Hjerstedt initiated this FOIA action challenging the decision. The city moved for summary disposition pursuant to MCR 2.116(C)(7) and (10), arguing that the redacted information was exempt from disclosure under MCL 15.243(1)(n), (s)(v), (s)(vi), and (s)(vii) and necessary “for the public and/or officer safety.” The city relied on affidavits from the city’s current and former police chiefs who claimed that the disclosure of the information

would or could impact safety of the public and/or officers because it would inform individuals with criminal intent or those who resist know [sic] when and how an officer would use his or her training to respond and the limitations posed in order to eliminate the threat or to overcome the resistance presented.

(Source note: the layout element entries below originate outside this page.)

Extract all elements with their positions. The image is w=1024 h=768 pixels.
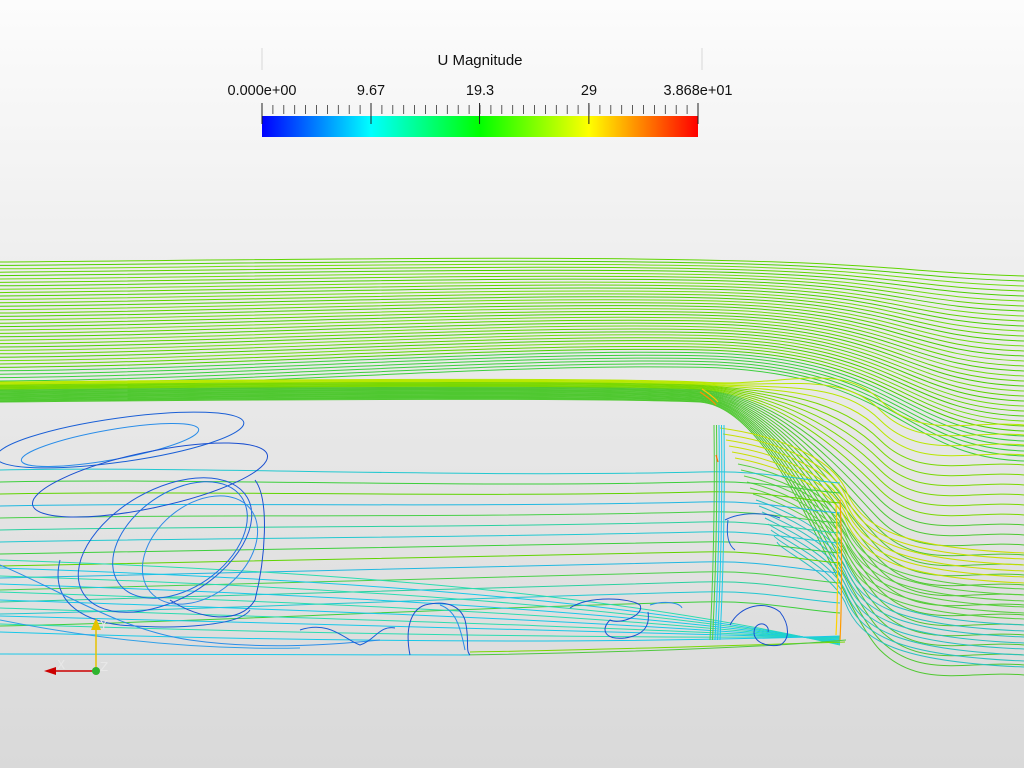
streamline [0, 387, 1024, 537]
streamline [725, 439, 1024, 566]
colorbar-tick-label: 29 [580, 83, 598, 99]
colorbar-tick-label: 9.67 [356, 83, 386, 99]
outer-streamlines [0, 257, 1024, 462]
axis-y-label: Y [100, 618, 108, 632]
streamline [0, 561, 841, 579]
streamline-plot[interactable] [0, 0, 1024, 768]
colorbar-tick-label: 19.3 [465, 83, 495, 99]
side-streamlines [0, 424, 847, 656]
streamline [734, 457, 1024, 584]
axis-z-label: Z [100, 660, 109, 674]
streamline [0, 551, 841, 567]
streamline [0, 308, 1024, 362]
streamline [0, 653, 471, 656]
front-deflection-streamlines [0, 377, 1024, 677]
streamline [0, 389, 1024, 557]
axis-x-label: X [57, 658, 66, 672]
streamline [0, 398, 1024, 667]
streamline [0, 388, 1024, 547]
colorbar-tick-label: 3.868e+01 [663, 83, 733, 99]
axis-z-dot [92, 667, 100, 675]
render-viewport[interactable]: U Magnitude 0.000e+00 9.67 19.3 29 3.868… [0, 0, 1024, 768]
colorbar-title: U Magnitude [437, 52, 523, 69]
colorbar-tick-label: 0.000e+00 [227, 83, 297, 99]
axis-x-arrow [44, 667, 56, 675]
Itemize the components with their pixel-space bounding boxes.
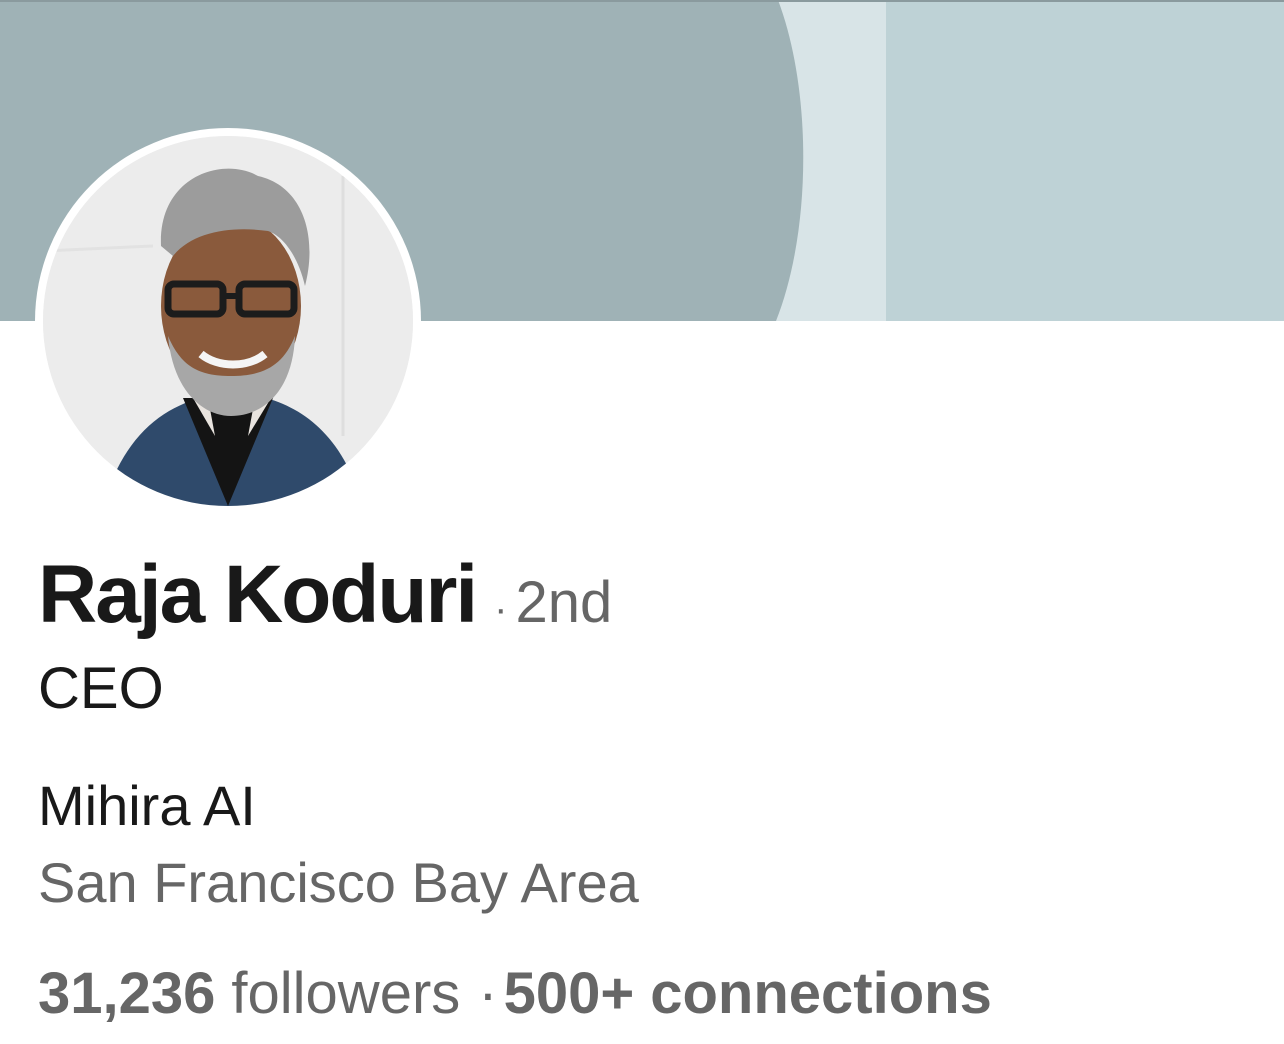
followers-label[interactable]: followers xyxy=(231,960,460,1027)
profile-page: Raja Koduri · 2nd CEO Mihira AI San Franc… xyxy=(0,0,1284,1044)
degree-label: 2nd xyxy=(515,570,613,635)
profile-headline: CEO xyxy=(38,656,164,721)
profile-stats: 31,236 followers · 500+ connections xyxy=(38,960,992,1027)
profile-location: San Francisco Bay Area xyxy=(38,851,639,914)
current-company[interactable]: Mihira AI xyxy=(38,773,256,838)
connections-count[interactable]: 500+ xyxy=(504,960,635,1027)
connections-label[interactable]: connections xyxy=(650,960,992,1027)
avatar[interactable] xyxy=(35,128,421,514)
profile-photo-icon xyxy=(43,136,413,506)
profile-name: Raja Koduri xyxy=(38,549,478,640)
degree-separator: · xyxy=(494,587,508,631)
name-row: Raja Koduri · 2nd xyxy=(38,548,612,640)
connection-degree: · 2nd xyxy=(494,569,612,636)
stats-separator: · xyxy=(478,961,498,1026)
followers-count[interactable]: 31,236 xyxy=(38,960,215,1027)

7. The information if disclosed would or could impact safety of the public and/or officers because it would inform individuals with criminal intent or those who resist also know the factors that are important for the officer to consider in making a decision how to respond.

8. Armed with this information a potential suspect could circumvent the officer’s actions thus placing both the suspect and officer in danger.

In response, Hjerstedt requested judgment as a matter of law under MCR 2.116(I)(2). She also filed a cross-motion for summary disposition pursuant to MCR 2.116(C)(9) and (10). She described the police chiefs’ affidavits as “con- clusory,” “self-serving opinions” that did not actually “address the purported exemptions.” She relied on unredacted use-of-force policies from the Michigan State Police, Department of Homeland Security, Michigan Association of Chiefs of Police, Lake County Sheriff Department, and Newaygo County Sheriff’s Department that were available to the public online. Hjerstedt posited that the other departments’ unredacted policies were nearly identical to the unredacted portions

-3- of the city’s policy. Because anyone could access unredacted copies of the other departments’ policies, she asserted that the city’s argument that disclosure of an unredacted copy of its policy would arm persons with information to circumvent officers’ actions was meritless.